CloudWatch to Loggly Forwarder

Cloudwatch::Loggly is an AWS SAM application that automatically ships the logs from Lambda functions to Loggly.

Overview

The SAM template contains two key Lambda functions:

Push Function

This function is responsible for sending events to Loggly.

This function is designed to be triggered by Cloudwatch Log events.

The Push function reads Cloudwatch Log data via the incoming event, decompresses it and sends the data via Loggly's HTTP API.

Subscribe Function

This function periodically wakes up and lists all Lambda functions in its current region.

For each function in the region, a subscription filter is created for the corresponding function's log group. This filter triggers the Push function to deliver data to Loggly.

The interval that this function executes is configurable via the ScheduleExpressionParameter template parameter. Please see the AWS schedule expression documentation for allowed values.

Configuration

The SAM template accepts the following parameters:

• LogglyTokenParameter [required]: The Loggly customer token to send data via the API.
• LogTagsParameter [optional]: A comma separated list of strings that will be sent as tags to Loggly when events are ingested.
• FilterPatternParameter [optional]: The AWS filter expression that is used when subscribing to log groups. By default, all log group events are captured.
• BulkTransmissionParameter [optional]: Determines if Loggly's bulk transmission endpoint should be used for efficiency. Defaults to 'true'.
• ScheduleExpressionParameter [optional]: The AWS schedule expression for the Subscribe function trigger. By default, this executes daily at 16:00 UTC.
• FunctionTimeoutParameter [optional]: The Lambda timeout value in seconds for both the Push and Subscribe function. This value defaults to '10'.

Parameter Overrides

Lambda functions may be tagged with "special" values to override default behaviour.

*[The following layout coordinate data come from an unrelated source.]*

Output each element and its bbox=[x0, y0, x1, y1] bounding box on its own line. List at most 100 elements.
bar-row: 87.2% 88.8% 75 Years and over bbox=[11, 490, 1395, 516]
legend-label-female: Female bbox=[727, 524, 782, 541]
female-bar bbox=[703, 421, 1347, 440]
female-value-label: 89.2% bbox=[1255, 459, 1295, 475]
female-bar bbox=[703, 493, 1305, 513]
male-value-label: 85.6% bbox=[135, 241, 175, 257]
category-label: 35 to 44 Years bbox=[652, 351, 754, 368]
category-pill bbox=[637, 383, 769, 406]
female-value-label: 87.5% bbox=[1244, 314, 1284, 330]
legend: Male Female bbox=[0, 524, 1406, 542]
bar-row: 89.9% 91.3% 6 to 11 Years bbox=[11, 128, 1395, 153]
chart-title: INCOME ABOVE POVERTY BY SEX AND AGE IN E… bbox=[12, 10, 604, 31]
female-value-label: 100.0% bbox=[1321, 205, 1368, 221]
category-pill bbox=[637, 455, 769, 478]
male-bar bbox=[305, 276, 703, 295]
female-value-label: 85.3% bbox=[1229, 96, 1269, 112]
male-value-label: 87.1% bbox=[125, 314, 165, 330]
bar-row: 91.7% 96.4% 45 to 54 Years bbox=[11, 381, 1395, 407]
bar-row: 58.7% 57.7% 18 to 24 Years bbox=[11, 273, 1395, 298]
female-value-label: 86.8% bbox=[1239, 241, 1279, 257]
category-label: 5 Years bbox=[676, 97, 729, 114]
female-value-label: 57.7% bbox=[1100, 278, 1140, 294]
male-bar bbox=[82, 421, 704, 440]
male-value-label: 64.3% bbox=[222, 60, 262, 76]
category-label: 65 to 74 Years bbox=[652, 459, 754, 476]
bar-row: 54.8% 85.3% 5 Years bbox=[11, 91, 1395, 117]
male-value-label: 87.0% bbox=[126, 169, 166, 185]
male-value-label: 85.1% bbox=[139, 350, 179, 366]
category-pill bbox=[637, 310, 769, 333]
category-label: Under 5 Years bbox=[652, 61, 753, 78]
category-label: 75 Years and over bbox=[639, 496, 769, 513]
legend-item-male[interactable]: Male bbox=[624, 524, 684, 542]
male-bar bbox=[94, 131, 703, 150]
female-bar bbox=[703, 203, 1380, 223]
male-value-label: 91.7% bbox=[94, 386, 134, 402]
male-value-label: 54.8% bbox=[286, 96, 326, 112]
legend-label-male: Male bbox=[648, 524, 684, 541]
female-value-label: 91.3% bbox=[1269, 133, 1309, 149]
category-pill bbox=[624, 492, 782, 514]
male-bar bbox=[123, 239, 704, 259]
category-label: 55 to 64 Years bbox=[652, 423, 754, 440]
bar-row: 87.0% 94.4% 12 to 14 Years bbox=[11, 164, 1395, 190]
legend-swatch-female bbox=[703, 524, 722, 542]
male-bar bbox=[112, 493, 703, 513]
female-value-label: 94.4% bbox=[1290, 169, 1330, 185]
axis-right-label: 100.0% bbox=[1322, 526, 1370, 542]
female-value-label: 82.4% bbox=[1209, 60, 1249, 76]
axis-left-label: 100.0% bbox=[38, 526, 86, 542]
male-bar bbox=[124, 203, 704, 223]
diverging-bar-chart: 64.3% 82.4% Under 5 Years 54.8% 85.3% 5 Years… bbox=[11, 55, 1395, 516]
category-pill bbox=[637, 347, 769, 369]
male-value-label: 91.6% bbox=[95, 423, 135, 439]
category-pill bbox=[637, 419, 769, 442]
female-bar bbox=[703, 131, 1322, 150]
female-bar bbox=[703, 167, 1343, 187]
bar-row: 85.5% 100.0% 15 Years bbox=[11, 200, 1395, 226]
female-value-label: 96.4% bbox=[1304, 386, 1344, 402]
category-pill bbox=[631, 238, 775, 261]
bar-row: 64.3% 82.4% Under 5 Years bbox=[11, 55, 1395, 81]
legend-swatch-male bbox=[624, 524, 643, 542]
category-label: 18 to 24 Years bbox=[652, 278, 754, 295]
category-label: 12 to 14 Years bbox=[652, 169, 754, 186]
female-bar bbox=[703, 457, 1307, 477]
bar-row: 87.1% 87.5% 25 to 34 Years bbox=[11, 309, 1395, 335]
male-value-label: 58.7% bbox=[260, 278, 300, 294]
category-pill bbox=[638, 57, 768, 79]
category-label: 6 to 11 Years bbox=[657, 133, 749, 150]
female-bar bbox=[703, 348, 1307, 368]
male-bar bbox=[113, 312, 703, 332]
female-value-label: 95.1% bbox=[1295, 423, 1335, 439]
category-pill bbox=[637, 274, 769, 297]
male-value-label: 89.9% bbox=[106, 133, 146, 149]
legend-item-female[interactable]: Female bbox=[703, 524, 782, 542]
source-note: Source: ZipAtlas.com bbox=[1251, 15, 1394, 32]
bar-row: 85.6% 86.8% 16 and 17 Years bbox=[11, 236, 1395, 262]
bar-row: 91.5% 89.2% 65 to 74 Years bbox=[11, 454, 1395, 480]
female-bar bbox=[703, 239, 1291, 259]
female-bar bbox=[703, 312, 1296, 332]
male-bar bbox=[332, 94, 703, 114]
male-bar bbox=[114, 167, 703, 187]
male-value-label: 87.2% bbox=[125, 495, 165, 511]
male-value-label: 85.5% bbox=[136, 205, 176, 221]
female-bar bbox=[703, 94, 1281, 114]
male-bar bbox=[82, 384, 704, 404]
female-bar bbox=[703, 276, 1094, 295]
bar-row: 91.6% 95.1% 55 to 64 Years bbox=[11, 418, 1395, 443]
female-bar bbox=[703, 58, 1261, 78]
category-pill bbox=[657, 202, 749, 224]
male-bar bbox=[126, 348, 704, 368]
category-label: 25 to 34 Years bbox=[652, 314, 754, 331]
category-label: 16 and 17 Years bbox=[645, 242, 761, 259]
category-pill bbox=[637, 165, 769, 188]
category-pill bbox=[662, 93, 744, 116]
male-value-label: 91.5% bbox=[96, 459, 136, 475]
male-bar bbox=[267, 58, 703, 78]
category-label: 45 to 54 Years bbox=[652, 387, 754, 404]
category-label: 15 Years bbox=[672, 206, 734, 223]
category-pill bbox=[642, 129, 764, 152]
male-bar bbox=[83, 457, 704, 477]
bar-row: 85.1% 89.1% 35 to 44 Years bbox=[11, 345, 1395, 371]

cloudwatch_loggly_suppress_subscribe

This application assumes an "opt-out" approach when shipping logs. By default, the log groups for all Lambda functions in a region are subscribed to deliver data to Loggly.

If you wish to opt-out a Lambda function from Loggly delivery, add the cloudwatch_loggly_suppress_subscribe tag to the function with any non-blank value.

cloudwatch_loggly_filter_pattern

By default, the value from the FilterPatternParameter is used when subscribing to CloudWatch log events. This value can be overridden on a per-function basis by setting the Lambda function's cloudwatch_loggly_filter_pattern tag to the value that you prefer.

Adding tags to cloudwatch for a lambda

By default, the only tags that will be sent to loggly are the ones specified in LogTagsParameter, the owner (account number) and the log group that the logs are from. If you would like to send additional tags then you must add a tag to the lambda that includes cloudwatch_loggly_tag. For example a lambda with the tag cloudwatch_loggly_tag_mfe: omninotes will have the tag omninotes added to the log in loggly.

Deploying to the AWS Serverless Application Repository

1. Ensure you have the aws and sam CLI tools installed locally.
2. Ensure Docker is installed (the --use-container flag is specified during the build phase).
3. Update the SemanticVersion value in template.yml.
4. run AWS_PROFILE=myprofilename make

NOTE: After publishing a new version, it can take AWS a few hours to propagate the changes across regions. You'll likely see the version update on the Serverless Application Repository in us-east-1 first.

Licence

Cloudwatch::Loggly is licensed under the MIT License. Please see LICENSE for details.